How Long Does it Take to Kill Termites With Heat?

Exterminating termites is one thing, the duration it takes is another.

Other types of termite treatments (such as chemical control) will require staying out for considerable periods. This involves aerating your home to limit exposure beyond safe levels.

Conversely, getting rid of termites through heat treatment takes a less short time. A typical termite treatment should last from 4 to 7 hours. This also depends on the size of the property.

The good part is you don’t need to aerate after treatment. You should be able to move in within a short time once the temperature is within acceptable limits.

At what temperature do termites die? The optimal temperature range for a termite is 75°F to 95°F. At temperatures above 100°F or below 25°F, these insects die in a matter of minutes.

Termite specialists using special heaters to blow hot air into your home, raising the temperature to 120°F to 140°F. This condition kills subterranean termites within 35 minutes.

Heat Treatment Success Rate

Heat treatment for termites is quite successful. While this may be true, don’t expect 100% results. Why? Several reasons!

First, there are the Drywood and Subterranean termites.

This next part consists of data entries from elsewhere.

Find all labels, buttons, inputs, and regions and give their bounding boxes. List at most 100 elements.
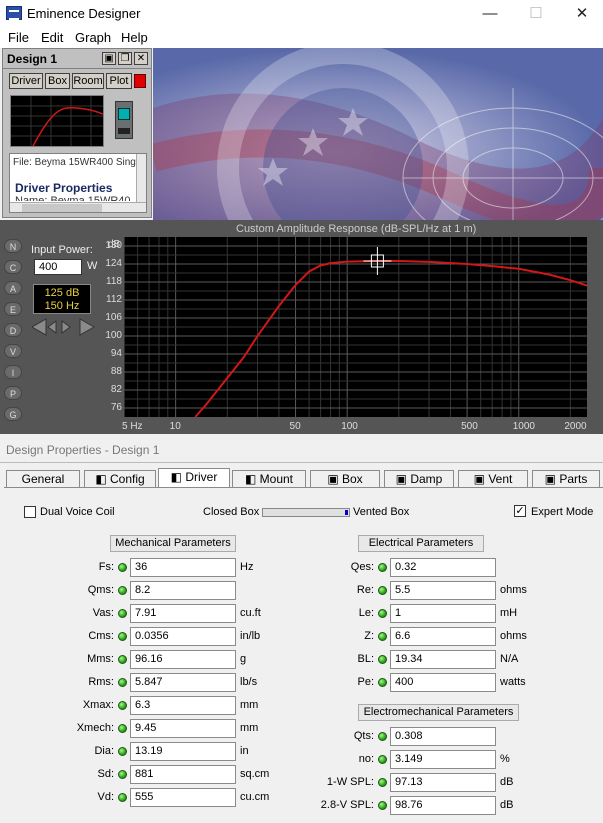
status-led-icon[interactable] [378,678,387,687]
mechanical-param-unit: mm [240,699,259,711]
status-led-icon[interactable] [118,632,127,641]
mechanical-parameters-button[interactable]: Mechanical Parameters [110,535,236,552]
electrical-param-value-field[interactable]: 400 [390,673,496,692]
tab-vent[interactable]: ▣ Vent [458,470,528,488]
restore-icon[interactable]: ❐ [118,52,132,65]
side-button-e[interactable]: E [4,302,22,316]
status-led-icon[interactable] [118,724,127,733]
electrical-param-unit: ohms [500,584,527,596]
status-led-icon[interactable] [378,778,387,787]
level-knob[interactable] [115,101,133,139]
status-led-icon[interactable] [378,755,387,764]
mechanical-param-value-field[interactable]: 5.847 [130,673,236,692]
electrical-param-label: BL: [357,653,374,665]
electrical-parameters-button[interactable]: Electrical Parameters [358,535,484,552]
close-icon[interactable]: ✕ [134,52,148,65]
electrical-param-unit: N/A [500,653,519,665]
side-button-v[interactable]: V [4,344,22,358]
tab-mount[interactable]: ◧ Mount [232,470,306,488]
status-led-icon[interactable] [378,609,387,618]
tab-box-props[interactable]: ▣ Box [310,470,380,488]
status-led-icon[interactable] [118,609,127,618]
electrical-param-value-field[interactable]: 1 [390,604,496,623]
status-led-icon[interactable] [118,747,127,756]
side-button-p[interactable]: P [4,386,22,400]
tab-parts[interactable]: ▣ Parts [532,470,600,488]
electromechanical-parameters-button[interactable]: Electromechanical Parameters [358,704,519,721]
dual-voice-coil-checkbox[interactable] [24,506,36,518]
status-led-icon[interactable] [378,632,387,641]
menu-graph[interactable]: Graph [75,30,111,45]
mechanical-param-value-field[interactable]: 881 [130,765,236,784]
status-led-icon[interactable] [378,586,387,595]
tab-driver-props[interactable]: ◧ Driver [158,468,230,488]
slider-thumb[interactable] [345,510,348,515]
mechanical-param-value-field[interactable]: 555 [130,788,236,807]
status-led-icon[interactable] [378,801,387,810]
status-led-icon[interactable] [118,793,127,802]
maximize-button[interactable]: ☐ [513,0,559,28]
status-led-icon[interactable] [118,701,127,710]
mini-response-graph[interactable] [10,95,104,147]
expert-mode-checkbox[interactable]: ✓ [514,505,526,517]
menu-edit[interactable]: Edit [41,30,63,45]
tab-driver[interactable]: Driver [9,73,43,89]
status-led-icon[interactable] [118,770,127,779]
status-led-icon[interactable] [378,655,387,664]
mechanical-param-value-field[interactable]: 0.0356 [130,627,236,646]
save-icon[interactable]: ▣ [102,52,116,65]
electromechanical-param-label: 2.8-V SPL: [320,799,374,811]
mechanical-param-value-field[interactable]: 6.3 [130,696,236,715]
eminence-banner [153,48,603,220]
right-fast-arrow-icon [79,318,96,336]
vertical-scrollbar[interactable] [136,154,146,202]
tab-config[interactable]: ◧ Config [84,470,156,488]
side-button-d[interactable]: D [4,323,22,337]
menu-help[interactable]: Help [121,30,148,45]
electrical-param-value-field[interactable]: 6.6 [390,627,496,646]
electrical-param-value-field[interactable]: 0.32 [390,558,496,577]
tab-general[interactable]: General [6,470,80,488]
mechanical-param-value-field[interactable]: 8.2 [130,581,236,600]
side-button-a[interactable]: A [4,281,22,295]
electromechanical-param-unit: % [500,753,510,765]
box-type-slider[interactable] [262,508,350,517]
side-button-i[interactable]: I [4,365,22,379]
side-button-n[interactable]: N [4,239,22,253]
menu-file[interactable]: File [8,30,29,45]
tab-plot[interactable]: Plot [106,73,132,89]
electromechanical-param-value-field[interactable]: 3.149 [390,750,496,769]
side-button-c[interactable]: C [4,260,22,274]
minimize-button[interactable]: — [467,0,513,28]
status-led-icon[interactable] [118,563,127,572]
y-tick-label: 100 [105,330,122,341]
electrical-param-value-field[interactable]: 5.5 [390,581,496,600]
status-led-icon[interactable] [378,563,387,572]
tab-damp[interactable]: ▣ Damp [384,470,454,488]
electrical-param-value-field[interactable]: 19.34 [390,650,496,669]
electromechanical-param-value-field[interactable]: 98.76 [390,796,496,815]
tab-room[interactable]: Room [72,73,104,89]
divider [0,462,603,463]
status-led-icon[interactable] [118,655,127,664]
mechanical-param-value-field[interactable]: 9.45 [130,719,236,738]
cursor-readout: 125 dB 150 Hz [33,284,91,314]
scroll-thumb[interactable] [22,204,102,212]
mechanical-param-value-field[interactable]: 96.16 [130,650,236,669]
mechanical-param-label: Sd: [97,768,114,780]
close-button[interactable]: ✕ [559,0,603,28]
mechanical-param-value-field[interactable]: 7.91 [130,604,236,623]
driver-info-box[interactable]: File: Beyma 15WR400 Single Driver Proper… [9,153,147,213]
amplitude-plot[interactable] [123,237,588,418]
status-led-icon[interactable] [118,586,127,595]
side-button-g[interactable]: G [4,407,22,421]
input-power-field[interactable]: 400 [34,259,82,275]
status-led-icon[interactable] [378,732,387,741]
mechanical-param-value-field[interactable]: 13.19 [130,742,236,761]
horizontal-scrollbar[interactable] [10,202,146,212]
status-led-icon[interactable] [118,678,127,687]
electromechanical-param-value-field[interactable]: 97.13 [390,773,496,792]
tab-box[interactable]: Box [45,73,70,89]
electromechanical-param-value-field[interactable]: 0.308 [390,727,496,746]
mechanical-param-value-field[interactable]: 36 [130,558,236,577]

Drywood termites are mostly found in open wood structures above the ground. On the other hand, subterranean termites like the name suggest, live below the ground surface.

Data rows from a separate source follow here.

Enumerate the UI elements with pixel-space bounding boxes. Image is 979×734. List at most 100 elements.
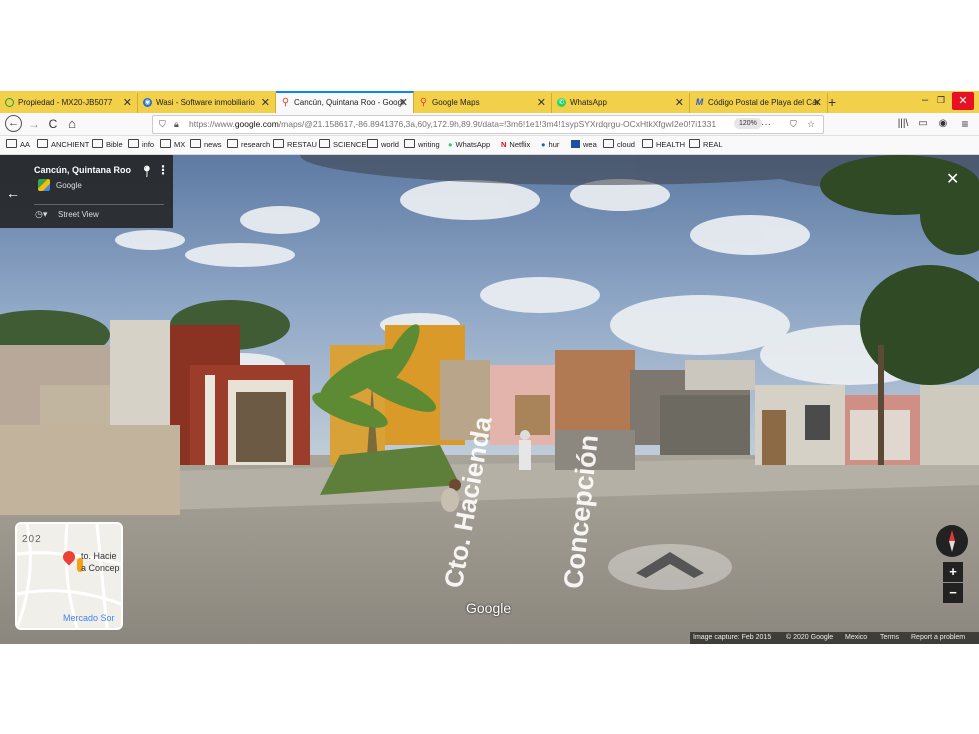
- street-view-panorama[interactable]: Cto. Hacienda Concepción ← Cancún, Quint…: [0, 155, 979, 644]
- close-tab-icon[interactable]: ✕: [675, 93, 684, 113]
- report-problem-link[interactable]: Report a problem: [911, 632, 965, 644]
- tab-title: Código Postal de Playa del Car: [708, 98, 820, 107]
- zoom-level-badge[interactable]: 120%: [734, 118, 762, 129]
- tab-title: WhatsApp: [570, 98, 607, 107]
- close-tab-icon[interactable]: ✕: [261, 93, 270, 113]
- tab-cancun-maps[interactable]: ⚲ Cancún, Quintana Roo - Googl ✕: [276, 91, 414, 113]
- pocket-icon[interactable]: ⛉: [790, 116, 797, 133]
- close-tab-icon[interactable]: ✕: [813, 93, 822, 113]
- folder-icon: [128, 139, 139, 148]
- zoom-out-button[interactable]: −: [943, 583, 963, 603]
- folder-icon: [367, 139, 378, 148]
- bookmark-folder[interactable]: MX: [160, 136, 185, 154]
- folder-icon: [160, 139, 171, 148]
- back-to-map-button[interactable]: ←: [6, 185, 20, 201]
- reload-button[interactable]: C: [44, 115, 62, 133]
- close-street-view-button[interactable]: ✕: [946, 169, 959, 189]
- back-button[interactable]: ←: [5, 115, 22, 132]
- bookmark-folder[interactable]: AA: [6, 136, 30, 154]
- bookmark-folder[interactable]: news: [190, 136, 222, 154]
- tab-wasi[interactable]: ◉ Wasi - Software inmobiliario ✕: [138, 93, 276, 113]
- compass-button[interactable]: [936, 525, 968, 557]
- bookmark-folder[interactable]: world: [367, 136, 399, 154]
- url-domain: google.com: [234, 119, 279, 129]
- copyright-label: © 2020 Google: [786, 634, 834, 641]
- street-label-2: Concepción: [558, 433, 604, 591]
- bookmark-folder[interactable]: cloud: [603, 136, 635, 154]
- minimize-button[interactable]: –: [918, 91, 932, 109]
- bookmark-wea[interactable]: wea: [571, 136, 597, 154]
- close-tab-icon[interactable]: ✕: [537, 93, 546, 113]
- sidebar-icon[interactable]: ▭: [914, 115, 932, 133]
- library-icon[interactable]: |||\: [894, 115, 912, 133]
- bookmark-label: hur: [548, 140, 560, 149]
- folder-icon: [603, 139, 614, 148]
- bookmark-folder[interactable]: RESTAU: [273, 136, 317, 154]
- mini-map-poi-label: Mercado Sor: [63, 613, 115, 623]
- new-tab-button[interactable]: +: [828, 92, 836, 112]
- hamburger-menu-icon[interactable]: ≡: [956, 115, 974, 133]
- location-pin-icon[interactable]: 📍︎: [140, 165, 154, 178]
- bookmark-folder[interactable]: research: [227, 136, 270, 154]
- whatsapp-icon: ●: [448, 140, 453, 149]
- mini-map-street-label-1: to. Hacie: [81, 551, 117, 561]
- url-path: /maps/@21.158617,-86.8941376,3a,60y,172.…: [278, 119, 717, 129]
- tab-title: Google Maps: [432, 98, 480, 107]
- more-options-icon[interactable]: ⋮: [157, 163, 169, 177]
- tab-propiedad[interactable]: Propiedad - MX20-JB5077 ✕: [0, 93, 138, 113]
- region-link[interactable]: Mexico: [845, 632, 867, 644]
- shield-icon[interactable]: ⛉: [159, 116, 166, 133]
- bookmark-label: Bible: [106, 140, 123, 149]
- maps-pin-icon: ⚲: [281, 97, 290, 108]
- tab-whatsapp[interactable]: ✆ WhatsApp ✕: [552, 93, 690, 113]
- bookmark-folder[interactable]: info: [128, 136, 154, 154]
- weather-icon: [571, 140, 580, 148]
- bookmark-folder[interactable]: SCIENCE: [319, 136, 366, 154]
- street-view-mode-label: Street View: [58, 210, 99, 219]
- bookmark-hur[interactable]: ● hur: [541, 136, 559, 154]
- bookmarks-toolbar: AA ANCHIENT Bible info MX news research …: [0, 136, 979, 155]
- folder-icon: [319, 139, 330, 148]
- bookmark-whatsapp[interactable]: ● WhatsApp: [448, 136, 490, 154]
- terms-link[interactable]: Terms: [880, 632, 899, 644]
- hurricane-icon: ●: [541, 140, 546, 149]
- home-button[interactable]: ⌂: [63, 115, 81, 133]
- bookmark-folder[interactable]: writing: [404, 136, 440, 154]
- window-close-button[interactable]: ✕: [952, 92, 974, 110]
- time-travel-clock-icon[interactable]: ◷▾: [35, 209, 47, 220]
- place-title: Cancún, Quintana Roo: [34, 165, 132, 175]
- account-icon[interactable]: ◉: [934, 115, 952, 133]
- street-label-overlay: Cto. Hacienda Concepción: [438, 414, 604, 605]
- bookmark-folder[interactable]: Bible: [92, 136, 123, 154]
- bookmark-folder[interactable]: REAL: [689, 136, 723, 154]
- lock-icon[interactable]: 🔒︎: [174, 116, 179, 133]
- bookmark-label: HEALTH: [656, 140, 686, 149]
- attribution-bar: Image capture: Feb 2015 © 2020 Google Me…: [690, 632, 979, 644]
- tab-codigo-postal[interactable]: M Código Postal de Playa del Car ✕: [690, 93, 828, 113]
- tab-google-maps[interactable]: ⚲ Google Maps ✕: [414, 93, 552, 113]
- bookmark-label: ANCHIENT: [51, 140, 90, 149]
- url-bar[interactable]: ⛉ 🔒︎ https://www.google.com/maps/@21.158…: [152, 115, 824, 134]
- url-text[interactable]: https://www.google.com/maps/@21.158617,-…: [189, 116, 739, 133]
- bookmark-label: research: [241, 140, 271, 149]
- bookmark-label: RESTAU: [287, 140, 317, 149]
- star-bookmark-icon[interactable]: ☆: [807, 116, 815, 133]
- folder-icon: [37, 139, 48, 148]
- bookmark-label: WhatsApp: [455, 140, 491, 149]
- folder-icon: [689, 139, 700, 148]
- page-actions-menu[interactable]: ···: [761, 116, 771, 133]
- folder-icon: [92, 139, 103, 148]
- wasi-icon: ◉: [143, 98, 152, 107]
- mini-map[interactable]: 202 to. Hacie a Concep Mercado Sor: [15, 522, 123, 630]
- bookmark-label: world: [381, 140, 399, 149]
- maximize-button[interactable]: ❐: [934, 91, 948, 109]
- bookmark-folder[interactable]: HEALTH: [642, 136, 685, 154]
- close-tab-icon[interactable]: ✕: [123, 93, 132, 113]
- navigation-bar: ← → C ⌂ ⛉ 🔒︎ https://www.google.com/maps…: [0, 113, 979, 136]
- zoom-in-button[interactable]: +: [943, 562, 963, 582]
- bookmark-netflix[interactable]: N Netflix: [501, 136, 530, 154]
- bookmark-folder[interactable]: ANCHIENT: [37, 136, 89, 154]
- close-tab-icon[interactable]: ✕: [399, 93, 408, 113]
- forward-button[interactable]: →: [25, 115, 43, 133]
- bookmark-label: MX: [174, 140, 186, 149]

Eliminating these termites through thermal treatments presents its challenges.

Drywood termites can be exterminated with heat with tenting. On the contrary, this method (thermal treatment) will achieve nothing if at all any for subterranean termites, as heat will hardly penetrate some structures, thus making it an ineffective approach to this type of termites.

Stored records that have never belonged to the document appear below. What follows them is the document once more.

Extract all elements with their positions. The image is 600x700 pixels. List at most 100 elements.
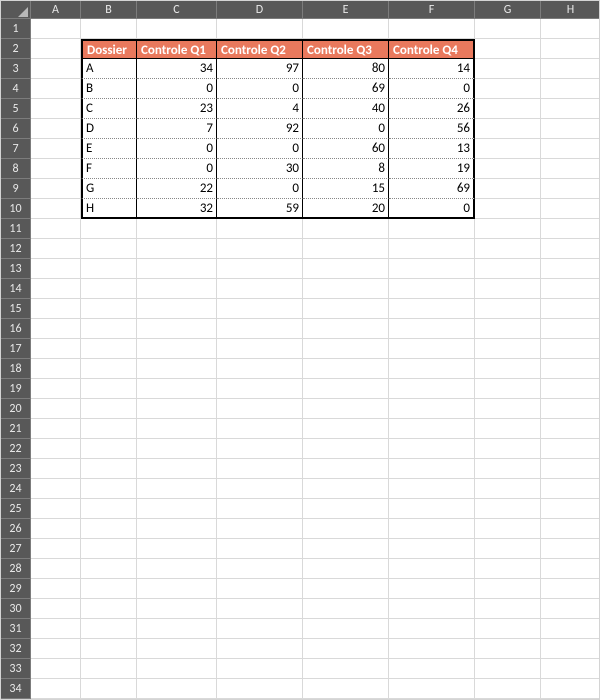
- row-header-12[interactable]: 12: [1, 239, 31, 259]
- cell-H9[interactable]: [541, 179, 600, 199]
- cell-G21[interactable]: [475, 419, 541, 439]
- cell-D1[interactable]: [217, 19, 303, 39]
- row-header-10[interactable]: 10: [1, 199, 31, 219]
- cell-H4[interactable]: [541, 79, 600, 99]
- cell-D13[interactable]: [217, 259, 303, 279]
- cell-C19[interactable]: [137, 379, 217, 399]
- cell-B29[interactable]: [81, 579, 137, 599]
- cell-B27[interactable]: [81, 539, 137, 559]
- cell-D5[interactable]: 4: [217, 99, 303, 119]
- cell-H30[interactable]: [541, 599, 600, 619]
- cell-A31[interactable]: [31, 619, 81, 639]
- cell-H32[interactable]: [541, 639, 600, 659]
- cell-H5[interactable]: [541, 99, 600, 119]
- cell-A10[interactable]: [31, 199, 81, 219]
- row-header-22[interactable]: 22: [1, 439, 31, 459]
- cell-G15[interactable]: [475, 299, 541, 319]
- cell-E14[interactable]: [303, 279, 389, 299]
- cell-D25[interactable]: [217, 499, 303, 519]
- cell-C6[interactable]: 7: [137, 119, 217, 139]
- cell-C20[interactable]: [137, 399, 217, 419]
- row-header-8[interactable]: 8: [1, 159, 31, 179]
- row-header-1[interactable]: 1: [1, 19, 31, 39]
- cell-A15[interactable]: [31, 299, 81, 319]
- cell-C13[interactable]: [137, 259, 217, 279]
- cell-C12[interactable]: [137, 239, 217, 259]
- cell-D28[interactable]: [217, 559, 303, 579]
- cell-C5[interactable]: 23: [137, 99, 217, 119]
- cell-B26[interactable]: [81, 519, 137, 539]
- cell-H16[interactable]: [541, 319, 600, 339]
- cell-A33[interactable]: [31, 659, 81, 679]
- cell-G28[interactable]: [475, 559, 541, 579]
- cell-D16[interactable]: [217, 319, 303, 339]
- row-header-17[interactable]: 17: [1, 339, 31, 359]
- cell-A11[interactable]: [31, 219, 81, 239]
- cell-D4[interactable]: 0: [217, 79, 303, 99]
- cell-H8[interactable]: [541, 159, 600, 179]
- cell-G16[interactable]: [475, 319, 541, 339]
- cell-F10[interactable]: 0: [389, 199, 475, 219]
- cell-E29[interactable]: [303, 579, 389, 599]
- cell-F5[interactable]: 26: [389, 99, 475, 119]
- cell-D31[interactable]: [217, 619, 303, 639]
- cell-F27[interactable]: [389, 539, 475, 559]
- cell-F8[interactable]: 19: [389, 159, 475, 179]
- cell-B15[interactable]: [81, 299, 137, 319]
- row-header-31[interactable]: 31: [1, 619, 31, 639]
- cell-A7[interactable]: [31, 139, 81, 159]
- cell-G6[interactable]: [475, 119, 541, 139]
- row-header-29[interactable]: 29: [1, 579, 31, 599]
- col-header-A[interactable]: A: [31, 1, 81, 19]
- col-header-C[interactable]: C: [137, 1, 217, 19]
- cell-G33[interactable]: [475, 659, 541, 679]
- cell-C25[interactable]: [137, 499, 217, 519]
- cell-B5[interactable]: C: [81, 99, 137, 119]
- col-header-H[interactable]: H: [541, 1, 600, 19]
- cell-F30[interactable]: [389, 599, 475, 619]
- cell-F28[interactable]: [389, 559, 475, 579]
- cell-F19[interactable]: [389, 379, 475, 399]
- cell-B32[interactable]: [81, 639, 137, 659]
- cell-C10[interactable]: 32: [137, 199, 217, 219]
- cell-H10[interactable]: [541, 199, 600, 219]
- cell-G9[interactable]: [475, 179, 541, 199]
- cell-H21[interactable]: [541, 419, 600, 439]
- cell-A1[interactable]: [31, 19, 81, 39]
- cell-H19[interactable]: [541, 379, 600, 399]
- cell-C27[interactable]: [137, 539, 217, 559]
- cell-E34[interactable]: [303, 679, 389, 699]
- cell-D20[interactable]: [217, 399, 303, 419]
- cell-A17[interactable]: [31, 339, 81, 359]
- cell-G7[interactable]: [475, 139, 541, 159]
- cell-B6[interactable]: D: [81, 119, 137, 139]
- cell-B28[interactable]: [81, 559, 137, 579]
- row-header-5[interactable]: 5: [1, 99, 31, 119]
- cell-F2[interactable]: Controle Q4: [389, 39, 475, 59]
- cell-E13[interactable]: [303, 259, 389, 279]
- cell-C28[interactable]: [137, 559, 217, 579]
- cell-H7[interactable]: [541, 139, 600, 159]
- row-header-27[interactable]: 27: [1, 539, 31, 559]
- cell-C2[interactable]: Controle Q1: [137, 39, 217, 59]
- cell-E24[interactable]: [303, 479, 389, 499]
- cell-H6[interactable]: [541, 119, 600, 139]
- cell-E3[interactable]: 80: [303, 59, 389, 79]
- cell-A5[interactable]: [31, 99, 81, 119]
- col-header-B[interactable]: B: [81, 1, 137, 19]
- cell-H26[interactable]: [541, 519, 600, 539]
- cell-G23[interactable]: [475, 459, 541, 479]
- cell-E22[interactable]: [303, 439, 389, 459]
- cell-H24[interactable]: [541, 479, 600, 499]
- cell-E15[interactable]: [303, 299, 389, 319]
- cell-C14[interactable]: [137, 279, 217, 299]
- cell-E4[interactable]: 69: [303, 79, 389, 99]
- cell-G5[interactable]: [475, 99, 541, 119]
- cell-E23[interactable]: [303, 459, 389, 479]
- cell-F1[interactable]: [389, 19, 475, 39]
- cell-B18[interactable]: [81, 359, 137, 379]
- cell-B21[interactable]: [81, 419, 137, 439]
- cell-B25[interactable]: [81, 499, 137, 519]
- cell-E6[interactable]: 0: [303, 119, 389, 139]
- cell-C21[interactable]: [137, 419, 217, 439]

  • What Happens to Subterranean Termites Then?

Having discussed the difficulty that comes with exterminating subterranean termites using heat treatments, we’ll need to find alternatives. Alternatives in this sense have to do with other methods through which these termites can be gotten rid of.

We won’t be dwelling much on all the methods through which this problem can be solved. However, chemical fumigation is one of the best strategies to tackle this problem.

This can either be used as a standalone remedy or combined with thermal treatment.

What Happens After Heat Treatment?

Having successfully used thermal treatment to exterminate termites, certain problems may arise.

Yes! Dead termites will be scattered everywhere including walls. Cleaning open areas of their carcasses won’t be enough as dead termites will be found with your walls and in wood too.

This is a problem because ants will have a great feast, thus, presenting another problem. Don’t expect a small visit. Ants will pour into your home or property to clear up termite remains. This in itself is an invasion of your privacy and calls for urgent action to be taken. You can adopt a variety of methods to get rid of ants too.

So, what happens with the dead termites hidden in difficult to reach areas? They decompose! As easy as that. You may need to continually spray for invading ants.

Remember too that exterminating termites using heat treatment won’t keep them completely away. You should always inspect frequently to limit a full-blown infestation.

The Best Approach

Killing termites using heat is quite effective. However, as we’ve mentioned earlier, this won’t achieve much when subterranean termites are in the equation. The best approach is, and will always be prevention. So many preventive strategies are available.

Some of these include calling for regular termite inspections from professionals. Regular as mentioned here depends on how often you want your home inspected. We recommend yearly inspections. This is sufficient enough to detect termite presence.

The removal of conditions favorable to termites should also be considered. The most common include moisture and wood-to-ground contact. The elimination of these factors reduces your chance of having such problems.

Cellulose materials should be removed from your home surroundings. These are food sources without which termites will have less incentive to stick around.

We have outlined some very important facts about termite heat treatment. Termites are a major problem for home and property owners. The good news is that heat can be deployed to kill them with non-toxic effects.